Health care is also traditionally a risk-adverse industry that has been hesitant to invest in technologies until they are mature and/or adopted by peer organizations. This is heightened by the fact that there are limited dollars to invest in technology so there is also the fear of making the wrong investment decision.

Finally, the amount of time, resources, and governance required to implement are significant, so investments are considered to be long-term solutions. If there is a resistance to use, inadequate training and no resources to support continued meaningful use, you could have the best digital health solution possible but experience no impact in the delivery of care or, even worse, actually increase risk to the organization and the patient.

However, with barriers come opportunities and Canada has never been known to shy away from a challenge so I am optimistic. Canada is on the shortlist of global artificial intelligence (AI) leaders and this is something to be proud of. This would have never happened if not for a passionate group of collaborative individuals, the backing of tech hubs by both academia and industry and the aid of government funding.

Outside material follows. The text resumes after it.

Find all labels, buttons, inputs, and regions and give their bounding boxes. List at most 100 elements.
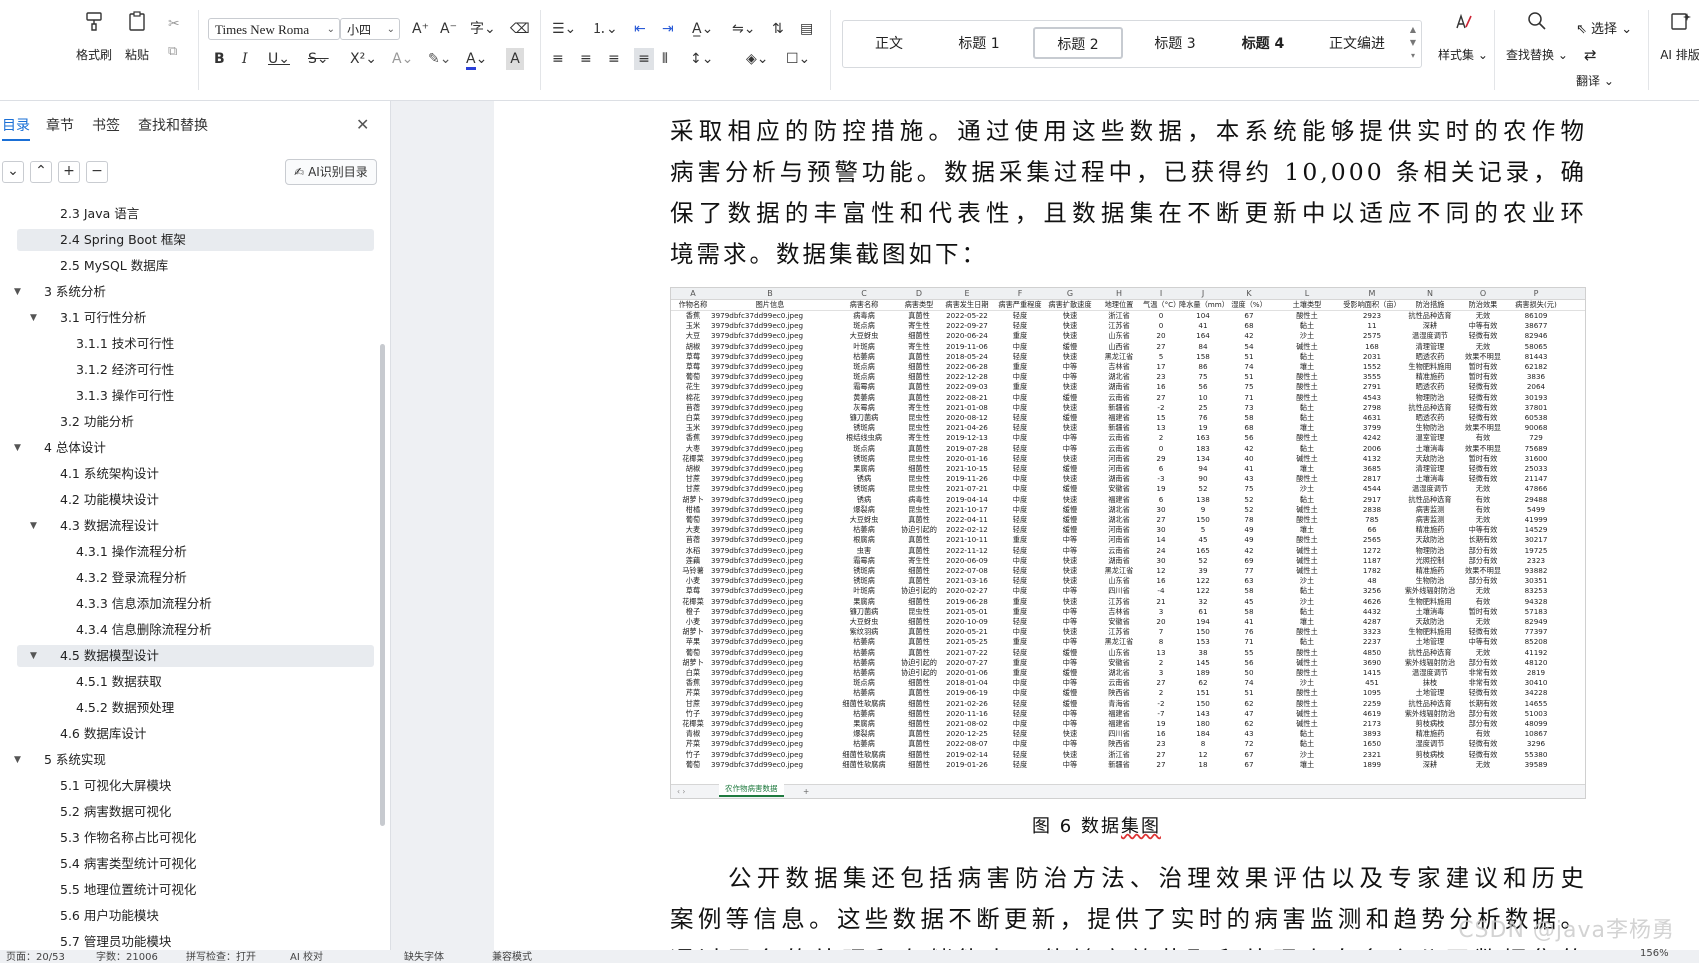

What do Canadians need to know about digital health, and what can we do to ensure we have access to these 21st century technologies?

GS: Digital health is an enabler that can transform the delivery of health care services. Patients have a tremendous opportunity to drive digital health in our country given the current adoption of digital solutions in our everyday life. Research shows that a patient who is more informed and engaged in their health care has better outcomes. To increase access to these solutions, patients need to be partners in this digital health journey in Canada and talk to their health care provider and policy makers and provide input to the vendor community.

AC: The first major step for Canadians (if you haven’t already) is to transition from a passive patient to an active advocate for your own health care. Research has indicated that when you become your own health advocate, there is significant improvement in your experience and outcomes. Start accessing current digital health technologies as enablers for managing and gaining insights into your health and wellness. Some strategies on how you can be more active in a digital age include:

  • Track your exercise using a wearable and log your food choices in an app
  • Subscribe to a personal health record app and/or use a portal offered by your healthcare provider
  • Report electronically on your symptoms, outcomes and experiences
  • Receive best practice health information via text or email and join on-line collaboration communities for knowledge sharing
  • Try new services offered by your healthcare provider such as remote health monitoring devices or e-visits
  • Participate in patient/client advisory groups to inform the design and adoption of digital health solutions
  • And most importantly, gain an understanding of what your data is telling you, have a conversation with your healthcare provider and if required take action to live life to the fullest.